Publication Trauma and Truth

The ISVW (International School For Philosophy) publication Trauma and Truth has now been appeared. With contributions by Gregory Bistoen, Hend Eltanamly, Michel Thys, Simona Karbouniaris, Tine Molendijk, Berry Vorstenbosch and a foreword by editor Wouter Kusters.

The essays published are the contributions of the speakers on an ISVW weekend with this theme. It is where I listened with great interest to the presentations of people whose professional lives is deeply concerned with traumatic experiences.

Trauma does not really figure in my life. As readers of De Overtocht (The Crossing) will know, my psychosis did not arise from trauma. The reason I participated in the event was because I was awarded the Van Helsdingen Prize and had the occasion to express my words of thanks (if you want to read it, look here, it is in Dutch). Initially, the idea was to include my words of thanks in the book, but it soon became clear that it did not fit in with the theme of the weekend as a whole. This allowed me to write a new contribution under the title “Cervantes’ Quijote and Mambrino’s Helmet”. In this essay I discuss the war trauma of Miguel de Cervantes, the author of the first novel, and still one of the greatest novels in Western literary history.
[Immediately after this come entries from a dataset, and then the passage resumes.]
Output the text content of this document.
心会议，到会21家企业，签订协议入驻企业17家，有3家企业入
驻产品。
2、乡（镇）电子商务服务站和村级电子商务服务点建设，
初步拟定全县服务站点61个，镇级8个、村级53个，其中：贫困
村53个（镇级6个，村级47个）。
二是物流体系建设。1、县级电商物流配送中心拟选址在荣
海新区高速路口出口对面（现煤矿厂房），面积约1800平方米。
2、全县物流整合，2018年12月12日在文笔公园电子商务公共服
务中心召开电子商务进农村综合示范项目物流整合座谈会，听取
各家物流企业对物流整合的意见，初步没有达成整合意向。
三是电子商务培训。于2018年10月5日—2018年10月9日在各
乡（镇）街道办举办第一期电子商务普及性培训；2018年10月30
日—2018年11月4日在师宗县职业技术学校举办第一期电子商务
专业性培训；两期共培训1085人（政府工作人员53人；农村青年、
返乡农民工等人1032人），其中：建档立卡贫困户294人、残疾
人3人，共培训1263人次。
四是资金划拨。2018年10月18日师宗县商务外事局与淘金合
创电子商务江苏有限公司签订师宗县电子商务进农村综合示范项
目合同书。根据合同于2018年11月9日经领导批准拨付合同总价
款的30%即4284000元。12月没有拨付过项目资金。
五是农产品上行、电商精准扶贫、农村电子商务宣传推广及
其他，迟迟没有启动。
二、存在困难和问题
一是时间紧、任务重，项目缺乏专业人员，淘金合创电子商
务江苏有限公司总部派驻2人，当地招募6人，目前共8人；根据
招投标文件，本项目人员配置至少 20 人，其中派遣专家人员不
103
I would never have been able to write this essay without the research into war trauma in Cervantes’ work, which was performed by Martha J. Reineke in her publication ‘The Broken Thread: Cervantes, Don Quijote, and War Trauma‘. Perhaps Don Quixote is less of a madman entangled in a world of literary phantasies, than a man who can be understood as a traumatized soldier who has a compulsery drive to understand his contributions to political missions (at that time this included the battle of Lepanto (1571)) as stories of a hero.